Getting voters involved

In January this year, the Equality Movement launched an online forum for British male and female voters.

They asked members about a series of issues from whether they feel equal in the workplace in 2015 to what they think of becoming a parent in modern day Britain.

“We chose the issues based upon what we knew was polling high. The point of the forum was really to hear about the experiences behind the numbers in the polls.”

Anita goes on to explain how the posters launched today have been inspired by the conversations on the online forum.

“In our three months of conversation, one thing became very clear: employers have a huge role to play in making or breaking a gender equal world. The biggest shock for me was when we launched the conversation ‘Is the workplace good to mothers in 2015?’”

A number of people did not answer on the forum but spoke to Nayyar via her private inbox, she says.

“Of 90 members, three told me about their dismissal when they were pregnant on private message, and a handful of others shared their experience on the forum itself. Some of these stories were traumatic; one woman had a miscarriage and was then dismissed by an employer who feared her getting pregnant again. This contrasted with the good stories to make a stark comparison; a woman from the Army spoke about a great experience where her employer offered a re-introduction program to get her back into the swing of things.”

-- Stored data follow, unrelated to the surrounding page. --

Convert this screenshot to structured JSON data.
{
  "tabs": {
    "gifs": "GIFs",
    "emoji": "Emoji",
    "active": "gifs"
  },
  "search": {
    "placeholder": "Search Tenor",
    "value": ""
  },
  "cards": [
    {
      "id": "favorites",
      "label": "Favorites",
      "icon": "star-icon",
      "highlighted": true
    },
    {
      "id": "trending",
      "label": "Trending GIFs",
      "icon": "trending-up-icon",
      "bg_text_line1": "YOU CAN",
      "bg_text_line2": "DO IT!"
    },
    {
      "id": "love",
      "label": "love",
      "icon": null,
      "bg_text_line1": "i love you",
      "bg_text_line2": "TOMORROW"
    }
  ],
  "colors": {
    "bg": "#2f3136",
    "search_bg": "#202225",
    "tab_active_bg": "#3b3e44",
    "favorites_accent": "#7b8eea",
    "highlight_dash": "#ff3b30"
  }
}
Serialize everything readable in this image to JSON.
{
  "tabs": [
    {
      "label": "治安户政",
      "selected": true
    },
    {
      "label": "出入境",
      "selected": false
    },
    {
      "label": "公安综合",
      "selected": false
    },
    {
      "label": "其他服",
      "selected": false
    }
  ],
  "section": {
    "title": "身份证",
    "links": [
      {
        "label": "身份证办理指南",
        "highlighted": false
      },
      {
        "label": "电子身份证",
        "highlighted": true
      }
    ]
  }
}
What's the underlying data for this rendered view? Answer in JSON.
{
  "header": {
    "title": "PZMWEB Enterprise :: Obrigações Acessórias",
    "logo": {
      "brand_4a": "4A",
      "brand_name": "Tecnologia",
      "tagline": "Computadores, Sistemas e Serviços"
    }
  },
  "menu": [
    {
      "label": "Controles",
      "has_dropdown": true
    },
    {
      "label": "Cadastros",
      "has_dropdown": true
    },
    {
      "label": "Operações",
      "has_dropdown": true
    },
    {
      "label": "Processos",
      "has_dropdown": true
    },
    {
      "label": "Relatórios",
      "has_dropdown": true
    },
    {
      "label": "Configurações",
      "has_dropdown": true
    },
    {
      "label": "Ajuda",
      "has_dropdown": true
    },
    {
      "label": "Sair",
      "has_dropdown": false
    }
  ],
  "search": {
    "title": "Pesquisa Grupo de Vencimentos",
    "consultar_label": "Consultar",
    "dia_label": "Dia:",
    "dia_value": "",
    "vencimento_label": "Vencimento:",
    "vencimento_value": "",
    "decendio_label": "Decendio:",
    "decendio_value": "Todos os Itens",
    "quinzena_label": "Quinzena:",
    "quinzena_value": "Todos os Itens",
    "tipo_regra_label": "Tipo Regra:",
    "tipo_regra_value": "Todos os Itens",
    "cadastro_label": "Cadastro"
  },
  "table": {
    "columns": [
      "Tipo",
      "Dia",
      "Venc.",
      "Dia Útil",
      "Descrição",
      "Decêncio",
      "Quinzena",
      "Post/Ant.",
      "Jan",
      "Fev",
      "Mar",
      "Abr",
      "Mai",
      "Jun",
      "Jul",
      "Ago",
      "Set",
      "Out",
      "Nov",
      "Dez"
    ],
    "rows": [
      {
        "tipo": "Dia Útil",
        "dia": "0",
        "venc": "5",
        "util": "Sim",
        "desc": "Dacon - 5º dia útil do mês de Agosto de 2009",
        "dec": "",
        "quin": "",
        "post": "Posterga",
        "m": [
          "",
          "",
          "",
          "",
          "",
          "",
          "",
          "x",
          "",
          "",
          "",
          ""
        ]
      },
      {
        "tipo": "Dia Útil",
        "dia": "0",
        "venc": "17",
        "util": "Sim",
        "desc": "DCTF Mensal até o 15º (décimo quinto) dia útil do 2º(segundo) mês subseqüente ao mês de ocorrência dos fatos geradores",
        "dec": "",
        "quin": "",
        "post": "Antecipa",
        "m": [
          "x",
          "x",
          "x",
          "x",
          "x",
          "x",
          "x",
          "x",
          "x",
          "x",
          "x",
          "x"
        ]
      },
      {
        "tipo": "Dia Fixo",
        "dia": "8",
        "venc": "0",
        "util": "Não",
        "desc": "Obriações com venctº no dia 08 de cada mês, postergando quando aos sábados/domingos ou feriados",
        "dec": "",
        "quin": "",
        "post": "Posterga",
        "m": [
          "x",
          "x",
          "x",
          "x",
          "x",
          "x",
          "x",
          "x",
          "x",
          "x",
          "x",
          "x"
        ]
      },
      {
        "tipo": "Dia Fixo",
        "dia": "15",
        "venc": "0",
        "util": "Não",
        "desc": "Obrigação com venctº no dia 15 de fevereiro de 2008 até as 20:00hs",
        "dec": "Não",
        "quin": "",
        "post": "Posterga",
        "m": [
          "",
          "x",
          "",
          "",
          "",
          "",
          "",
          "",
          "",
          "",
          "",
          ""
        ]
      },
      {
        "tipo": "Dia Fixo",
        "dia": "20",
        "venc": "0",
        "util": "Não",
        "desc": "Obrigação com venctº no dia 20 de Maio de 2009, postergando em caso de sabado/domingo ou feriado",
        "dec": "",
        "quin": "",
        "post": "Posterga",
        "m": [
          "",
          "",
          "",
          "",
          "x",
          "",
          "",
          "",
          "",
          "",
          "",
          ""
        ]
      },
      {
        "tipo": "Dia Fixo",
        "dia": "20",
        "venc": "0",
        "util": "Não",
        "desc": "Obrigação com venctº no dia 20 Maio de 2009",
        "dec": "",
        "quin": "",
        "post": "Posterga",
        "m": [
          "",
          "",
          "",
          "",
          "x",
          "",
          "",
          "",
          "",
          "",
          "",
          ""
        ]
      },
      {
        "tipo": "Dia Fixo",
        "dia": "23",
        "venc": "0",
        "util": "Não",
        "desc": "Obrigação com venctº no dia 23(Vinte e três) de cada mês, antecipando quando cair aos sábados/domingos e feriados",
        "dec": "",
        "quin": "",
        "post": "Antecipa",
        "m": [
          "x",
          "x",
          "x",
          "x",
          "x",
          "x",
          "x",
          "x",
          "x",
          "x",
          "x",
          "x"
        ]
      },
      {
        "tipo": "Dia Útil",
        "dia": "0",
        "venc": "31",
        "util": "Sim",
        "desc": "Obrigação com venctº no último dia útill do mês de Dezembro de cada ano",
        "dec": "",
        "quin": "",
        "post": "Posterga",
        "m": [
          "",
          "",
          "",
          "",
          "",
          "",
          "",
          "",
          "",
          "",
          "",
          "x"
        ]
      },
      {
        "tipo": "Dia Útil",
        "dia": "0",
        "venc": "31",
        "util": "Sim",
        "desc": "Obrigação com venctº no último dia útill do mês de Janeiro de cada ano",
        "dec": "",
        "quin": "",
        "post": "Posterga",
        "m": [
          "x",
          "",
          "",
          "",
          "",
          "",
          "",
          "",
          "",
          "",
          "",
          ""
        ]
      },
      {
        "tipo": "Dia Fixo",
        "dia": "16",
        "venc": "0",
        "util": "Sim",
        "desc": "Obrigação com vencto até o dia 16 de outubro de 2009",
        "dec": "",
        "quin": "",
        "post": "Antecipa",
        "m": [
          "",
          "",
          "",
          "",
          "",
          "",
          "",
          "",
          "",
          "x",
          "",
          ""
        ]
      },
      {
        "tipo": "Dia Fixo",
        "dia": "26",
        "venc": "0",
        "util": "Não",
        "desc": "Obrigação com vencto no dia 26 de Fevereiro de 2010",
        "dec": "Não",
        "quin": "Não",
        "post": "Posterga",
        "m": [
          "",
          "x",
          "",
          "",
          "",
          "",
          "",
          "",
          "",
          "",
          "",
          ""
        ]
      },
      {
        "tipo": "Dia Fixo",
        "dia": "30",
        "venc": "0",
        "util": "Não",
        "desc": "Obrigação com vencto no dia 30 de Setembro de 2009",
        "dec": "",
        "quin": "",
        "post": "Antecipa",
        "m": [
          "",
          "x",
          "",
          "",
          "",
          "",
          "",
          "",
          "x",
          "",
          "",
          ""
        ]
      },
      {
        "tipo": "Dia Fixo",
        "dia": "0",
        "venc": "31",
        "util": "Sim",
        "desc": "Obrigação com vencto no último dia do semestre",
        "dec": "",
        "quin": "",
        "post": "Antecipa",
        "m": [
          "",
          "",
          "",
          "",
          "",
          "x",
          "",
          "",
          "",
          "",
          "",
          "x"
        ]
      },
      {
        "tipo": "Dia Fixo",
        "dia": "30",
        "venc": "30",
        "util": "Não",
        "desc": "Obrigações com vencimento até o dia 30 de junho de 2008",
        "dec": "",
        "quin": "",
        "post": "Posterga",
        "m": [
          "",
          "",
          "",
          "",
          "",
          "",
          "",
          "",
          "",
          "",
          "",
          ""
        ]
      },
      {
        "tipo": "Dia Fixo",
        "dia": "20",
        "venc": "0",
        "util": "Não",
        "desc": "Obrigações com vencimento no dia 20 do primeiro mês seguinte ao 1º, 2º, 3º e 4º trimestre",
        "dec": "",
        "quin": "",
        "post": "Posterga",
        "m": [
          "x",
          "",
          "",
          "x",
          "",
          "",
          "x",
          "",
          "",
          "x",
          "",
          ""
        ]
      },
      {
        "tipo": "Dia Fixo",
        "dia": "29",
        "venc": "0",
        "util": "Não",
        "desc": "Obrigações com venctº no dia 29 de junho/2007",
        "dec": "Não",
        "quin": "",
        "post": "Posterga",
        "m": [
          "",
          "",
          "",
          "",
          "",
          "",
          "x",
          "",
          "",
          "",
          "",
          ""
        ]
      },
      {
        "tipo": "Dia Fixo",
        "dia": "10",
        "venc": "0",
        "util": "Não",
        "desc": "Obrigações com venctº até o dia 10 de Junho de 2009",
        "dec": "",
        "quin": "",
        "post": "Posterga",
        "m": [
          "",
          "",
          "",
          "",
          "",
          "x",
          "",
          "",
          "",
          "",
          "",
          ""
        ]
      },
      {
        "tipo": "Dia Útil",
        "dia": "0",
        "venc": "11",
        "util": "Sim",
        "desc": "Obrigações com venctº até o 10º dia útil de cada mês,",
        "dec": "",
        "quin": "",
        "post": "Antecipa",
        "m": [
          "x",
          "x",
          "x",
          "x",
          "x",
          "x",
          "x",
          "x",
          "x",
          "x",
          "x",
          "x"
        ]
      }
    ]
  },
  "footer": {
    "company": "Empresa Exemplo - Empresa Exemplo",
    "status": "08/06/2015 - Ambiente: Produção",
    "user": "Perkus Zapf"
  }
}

That was what seeded the final campaign “#BadBusiness,” Nayyar added.

Building up to making a change

Before entering the creative industry, she worked for five years with mostly Muslim women and youth in the arena of community building. Speaking to Al Arabiya News, Nayyar explains how her previous post as a policy adviser on Muslim Women with a mandate to improve the social and economic wellbeing of Muslim women in the UK has contributed to her current project.

“I was at the government department for communities and local government for just over two years where I worked with the then Secretary of State Hazel Blears MP as her policy adviser on Muslim Women. I ran a group called the National Muslim Women’s Advisory Group, a group of influential British Muslim women who created projects for positive change over the three year period they were in existence and advised the government on policy concerning Muslim women.

“Working with Muslim women in a political environment helped me see the potential for change and fuelled my passion to make it happen. It is great to be in a position where I can now leverage my current contacts in the advertising industry, an industry that is all about making itself heard, with the people I know in the political world, an industry that has the potential to make lives better.”

The aim of the online poster campaign is to raise a series of equality issues in business in the run up to the elections, from discrimination faced by parents to the gender pay gap. With one in five men fearing the workplace repercussions of taking up shared parental leave and one in five women still facing sexism in the workplace, the issues chosen will resonate with a large number of working voters.

Chasing equality

The Equality Movement intend to launch all three posters over the course of the next month to target different gender equality issues that coincide with politically relevant dates in the run up to the UK elections.

The first poster launches in a week when new shared parental leave rules goes live in the UK. It contrasts the opportunities offered to businesses by the 86% of men wanting to take up leave with a world in which 25% of men say their employers would be actively opposed to them taking leave.

Their next posters are timed to coincide with the final leadership debates and will launch on the 16th April and 30th April respectively.

Excited by the month ahead, Anita Nayyar is looking forward to making “a noise” through her poster campaign launch.

“We know this issue affects a lot of people and that people find it difficult to talk about it for fear that they will be branded a feminist... but a ‘brand problem’ is right up our street!”